With Whiskey Angel, The Black Lillies established themselves, and it didn’t take long for them to make their mark on the national scene. They kicked off their first national tour at the Ryman Auditorium, the hallowed mother church of country music, and have since labored through three cross-country treks, with a fourth planned for the summer of 2011. They’ve performed on National Public Radio’s Mountain Stage and on two episodes of PBS’s Jammin’ at Hippie Jack’s, and they’ve conquered numerous festivals – Pickathon, the Americana Music Association Festival, Four Corners Folk Festival, Bristol Rhythm and Roots, even Bonnaroo. And in June 2011, the show that made country music famous – The Grand Ole Opry – invited the band to make their debut on the historic circle of wood where so many other legends have performed. Since their debut, they've practically become regulars on that stage ... unheard of for an independent band.
Along the way, the scribes who keep tabs on what’s worth listening to in this day and age have taken quite a shine to Whiskey Angel. It topped 2009 best-of lists across the country and won the Independent Music Awards Vox Pop for Best Album, Americana. It isn’t uncommon for listeners to say that the music has taken hold of their soul. It’s earthy and gritty and melancholy in a way old mountain music was a century ago, speaking of pain and love and revenge and revelry with such spirit, such genuine celebration and sorrow, that it seems to be an album carved out of the planks of a backwoods cabin abandoned during the Great Depression more than a thing recorded in a living room studio by one man.
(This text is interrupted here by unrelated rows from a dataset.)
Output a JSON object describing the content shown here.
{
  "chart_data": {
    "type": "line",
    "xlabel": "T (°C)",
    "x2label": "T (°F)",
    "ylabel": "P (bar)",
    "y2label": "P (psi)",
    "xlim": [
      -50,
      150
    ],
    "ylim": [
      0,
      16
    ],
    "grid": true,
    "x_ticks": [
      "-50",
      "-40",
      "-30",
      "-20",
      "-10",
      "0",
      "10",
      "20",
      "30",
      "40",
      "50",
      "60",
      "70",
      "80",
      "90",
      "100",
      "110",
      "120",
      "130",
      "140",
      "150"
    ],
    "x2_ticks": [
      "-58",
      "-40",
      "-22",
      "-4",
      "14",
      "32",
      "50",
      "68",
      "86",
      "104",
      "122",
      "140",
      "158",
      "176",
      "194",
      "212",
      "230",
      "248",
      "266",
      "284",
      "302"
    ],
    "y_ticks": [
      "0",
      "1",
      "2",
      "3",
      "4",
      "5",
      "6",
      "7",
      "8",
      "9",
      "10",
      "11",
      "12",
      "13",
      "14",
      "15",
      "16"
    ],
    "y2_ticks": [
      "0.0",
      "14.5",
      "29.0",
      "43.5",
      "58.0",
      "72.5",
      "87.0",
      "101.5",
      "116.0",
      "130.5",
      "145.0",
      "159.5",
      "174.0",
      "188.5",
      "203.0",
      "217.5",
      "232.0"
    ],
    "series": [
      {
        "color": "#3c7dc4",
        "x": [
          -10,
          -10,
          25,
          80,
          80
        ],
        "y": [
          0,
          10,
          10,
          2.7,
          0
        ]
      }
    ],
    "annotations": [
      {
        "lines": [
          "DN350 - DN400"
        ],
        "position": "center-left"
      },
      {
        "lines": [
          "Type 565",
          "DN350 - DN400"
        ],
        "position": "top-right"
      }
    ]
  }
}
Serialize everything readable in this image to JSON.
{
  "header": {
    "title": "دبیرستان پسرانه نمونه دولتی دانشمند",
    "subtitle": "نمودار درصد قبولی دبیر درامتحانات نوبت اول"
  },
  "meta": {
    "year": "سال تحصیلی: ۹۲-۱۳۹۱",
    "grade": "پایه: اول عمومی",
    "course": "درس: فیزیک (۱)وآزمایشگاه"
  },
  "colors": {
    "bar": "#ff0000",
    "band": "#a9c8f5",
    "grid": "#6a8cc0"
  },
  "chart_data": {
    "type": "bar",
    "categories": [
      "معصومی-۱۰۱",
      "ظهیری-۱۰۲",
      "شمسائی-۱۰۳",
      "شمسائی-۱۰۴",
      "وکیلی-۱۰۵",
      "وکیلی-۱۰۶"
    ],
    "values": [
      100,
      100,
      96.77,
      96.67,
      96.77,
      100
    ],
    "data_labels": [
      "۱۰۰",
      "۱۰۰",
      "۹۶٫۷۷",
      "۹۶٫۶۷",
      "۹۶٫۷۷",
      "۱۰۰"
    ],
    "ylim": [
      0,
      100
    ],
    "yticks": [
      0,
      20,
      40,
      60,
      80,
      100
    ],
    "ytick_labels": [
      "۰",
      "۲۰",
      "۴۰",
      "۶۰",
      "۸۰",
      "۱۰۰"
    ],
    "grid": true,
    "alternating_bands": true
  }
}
And as good as it is … as great as it is … it’s a drop in the bucket, because 100 Miles of Wreckage is here. The sophomore record takes what Cruz built in Whiskey Angel and fortifies it, a rustic sound without name and place, unbeholden to geographic region or easy classification. It’s an album crafted with precision and care by musicians who are masters of their trade, who believe in The Black Lillies’ vision and who hold fast to the notion that good music – music with heart and purpose and purity of spirit — is still a valued commodity.
100 Miles of Wreckage has so far spent more than five months on the Americana radio Top 40 charts – four of them in the top 20 – once again proving that a band with this much spirit can break through traditional industry boundaries to achieve success independently, without the constraints of a major label. The band continues to tour non-stop, and without a doubt, they’ll soon be appearing in a town near you. That’s a relative term, of course, but trust us on this – they’re worth the drive, however far it is, because you’ll leave feeling like you’ve witnessed an old-fashion Southern tent revival. These songs will haunt your thoughts long after the curtain closes, rattling through your head like a crooked screen door slaps against its frame when a storm is coming.
It’s that music. It’s that heart. It’s that voice. Why did it take so long, you might ask? Who cares? He did find it, and in the end, we’re grateful. And we think you will be too.